The drop in the jobless rate to a three-month low of 5.2 percent confounded expectations of a rise to 5.5 percent and could calm concerns that unemployment was bound to increase in coming months amid a slowing economy. The market slightly lengthened the odds of further cuts in interest rates after the Reserve Bank of Australia (RBA) eased a quarter point this week, taking the cash rate back to the record lows of 3 percent touched during the global financial crisis.
"The headlines are much better than expected," said Matthew Johnson, an interest rate strategist at UBS. "This labour market report puts the higher unemployment rate a little further away." "The details are probably not as big a change as headlines suggest, but it makes it more difficult to see the RBA moving rates in February. The RBA will need to see a higher unemployment rate and very low inflation to cut again in February."
Interbank futures Slipped to show a 42 percent chance of a move at the RBA's next policy meeting in February. Swap rates pared the probability to 52 percent, from 62 percent before the data. The figures seemed to support RBA expectations that the unemployment rate would only rise "a little further" in coming months. Many analysts had seen a risk it could increase steadily toward 6 percent as a boom in mining investment begins to plateau next year.

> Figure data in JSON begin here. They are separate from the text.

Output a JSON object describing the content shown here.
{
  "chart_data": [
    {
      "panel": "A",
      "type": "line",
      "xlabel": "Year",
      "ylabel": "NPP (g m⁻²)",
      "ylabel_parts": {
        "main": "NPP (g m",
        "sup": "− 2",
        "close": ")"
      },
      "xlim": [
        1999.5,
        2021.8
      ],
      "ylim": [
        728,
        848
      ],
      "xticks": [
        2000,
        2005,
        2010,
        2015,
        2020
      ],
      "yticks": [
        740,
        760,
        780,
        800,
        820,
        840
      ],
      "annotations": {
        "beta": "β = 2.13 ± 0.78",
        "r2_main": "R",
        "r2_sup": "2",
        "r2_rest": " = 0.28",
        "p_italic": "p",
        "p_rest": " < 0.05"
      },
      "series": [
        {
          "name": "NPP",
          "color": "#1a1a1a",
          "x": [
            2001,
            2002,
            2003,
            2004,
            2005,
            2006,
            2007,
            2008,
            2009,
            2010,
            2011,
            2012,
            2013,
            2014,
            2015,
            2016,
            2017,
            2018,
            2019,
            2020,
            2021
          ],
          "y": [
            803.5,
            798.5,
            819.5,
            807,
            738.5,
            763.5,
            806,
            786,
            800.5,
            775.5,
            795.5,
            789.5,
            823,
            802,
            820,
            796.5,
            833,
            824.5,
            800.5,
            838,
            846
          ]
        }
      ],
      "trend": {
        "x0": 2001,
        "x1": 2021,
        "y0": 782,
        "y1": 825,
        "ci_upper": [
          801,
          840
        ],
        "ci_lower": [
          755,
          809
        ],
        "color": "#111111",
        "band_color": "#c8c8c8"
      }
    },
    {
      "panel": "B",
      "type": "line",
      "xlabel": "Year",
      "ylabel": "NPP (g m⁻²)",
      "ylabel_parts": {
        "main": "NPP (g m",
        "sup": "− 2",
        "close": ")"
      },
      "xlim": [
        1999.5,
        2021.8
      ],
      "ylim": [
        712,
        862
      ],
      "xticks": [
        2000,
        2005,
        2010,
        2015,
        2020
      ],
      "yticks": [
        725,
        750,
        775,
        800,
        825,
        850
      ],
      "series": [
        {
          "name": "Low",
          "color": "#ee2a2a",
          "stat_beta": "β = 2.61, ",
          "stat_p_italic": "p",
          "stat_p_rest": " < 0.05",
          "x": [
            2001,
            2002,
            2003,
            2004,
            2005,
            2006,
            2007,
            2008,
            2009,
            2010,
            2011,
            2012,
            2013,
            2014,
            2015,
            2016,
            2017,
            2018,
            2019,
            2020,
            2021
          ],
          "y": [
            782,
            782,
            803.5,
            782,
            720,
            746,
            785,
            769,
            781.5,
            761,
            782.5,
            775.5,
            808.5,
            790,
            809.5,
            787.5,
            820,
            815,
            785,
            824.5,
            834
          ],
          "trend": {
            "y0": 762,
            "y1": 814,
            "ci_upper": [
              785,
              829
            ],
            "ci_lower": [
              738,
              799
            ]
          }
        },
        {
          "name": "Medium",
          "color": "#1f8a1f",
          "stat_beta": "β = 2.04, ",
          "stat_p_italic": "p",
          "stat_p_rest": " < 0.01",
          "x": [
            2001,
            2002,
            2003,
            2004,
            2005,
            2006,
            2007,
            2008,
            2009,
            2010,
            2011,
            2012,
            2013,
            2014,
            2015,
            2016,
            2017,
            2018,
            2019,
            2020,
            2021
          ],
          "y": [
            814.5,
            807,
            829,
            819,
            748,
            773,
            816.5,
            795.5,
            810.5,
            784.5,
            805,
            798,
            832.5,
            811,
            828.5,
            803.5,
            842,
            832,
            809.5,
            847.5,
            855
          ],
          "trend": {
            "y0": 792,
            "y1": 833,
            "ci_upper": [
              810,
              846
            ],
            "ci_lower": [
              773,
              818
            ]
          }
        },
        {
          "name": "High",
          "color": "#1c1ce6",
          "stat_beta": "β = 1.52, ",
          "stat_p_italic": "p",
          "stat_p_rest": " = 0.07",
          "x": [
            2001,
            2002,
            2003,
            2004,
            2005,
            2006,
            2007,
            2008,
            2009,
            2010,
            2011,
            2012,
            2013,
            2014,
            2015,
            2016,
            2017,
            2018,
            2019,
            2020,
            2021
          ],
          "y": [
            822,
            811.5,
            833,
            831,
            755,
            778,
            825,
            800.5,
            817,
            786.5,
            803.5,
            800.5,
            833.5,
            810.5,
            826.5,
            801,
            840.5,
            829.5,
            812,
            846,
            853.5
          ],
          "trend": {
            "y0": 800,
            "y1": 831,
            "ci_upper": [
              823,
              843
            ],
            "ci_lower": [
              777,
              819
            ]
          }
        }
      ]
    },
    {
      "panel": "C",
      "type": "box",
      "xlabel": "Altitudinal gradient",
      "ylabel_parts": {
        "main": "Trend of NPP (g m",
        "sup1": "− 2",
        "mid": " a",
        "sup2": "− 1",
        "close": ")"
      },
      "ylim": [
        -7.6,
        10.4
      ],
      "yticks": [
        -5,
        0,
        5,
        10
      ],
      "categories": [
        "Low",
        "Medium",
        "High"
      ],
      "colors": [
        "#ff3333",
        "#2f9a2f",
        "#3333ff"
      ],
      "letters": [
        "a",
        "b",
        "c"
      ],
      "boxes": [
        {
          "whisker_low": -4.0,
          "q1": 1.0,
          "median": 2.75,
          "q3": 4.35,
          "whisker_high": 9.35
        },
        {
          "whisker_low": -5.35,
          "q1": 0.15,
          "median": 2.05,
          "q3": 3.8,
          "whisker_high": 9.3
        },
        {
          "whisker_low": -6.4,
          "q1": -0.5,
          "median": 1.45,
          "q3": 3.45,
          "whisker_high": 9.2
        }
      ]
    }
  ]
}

Those worries had been stoked by Wednesday's data on gross domestic product (GDP), which showed the economy grew at the slowest pace in a year-and-a-half last quarter. Crucially, sharply lower export earnings hit incomes across the economy, from profits to wages and tax receipts, and threaten to put upward pressure on unemployment. "With mining investment slowing, the economy needs to generate more growth in other industries to avoid a faster-than -expected rise in unemployment," said UBS Scott Haslem, an economist at UBS. The pick-up in hiring in November lifted annual employment growth to 1.1 percent, from 0.9 percent in October, bringing it nearer the historical trend of around 1.5 percent.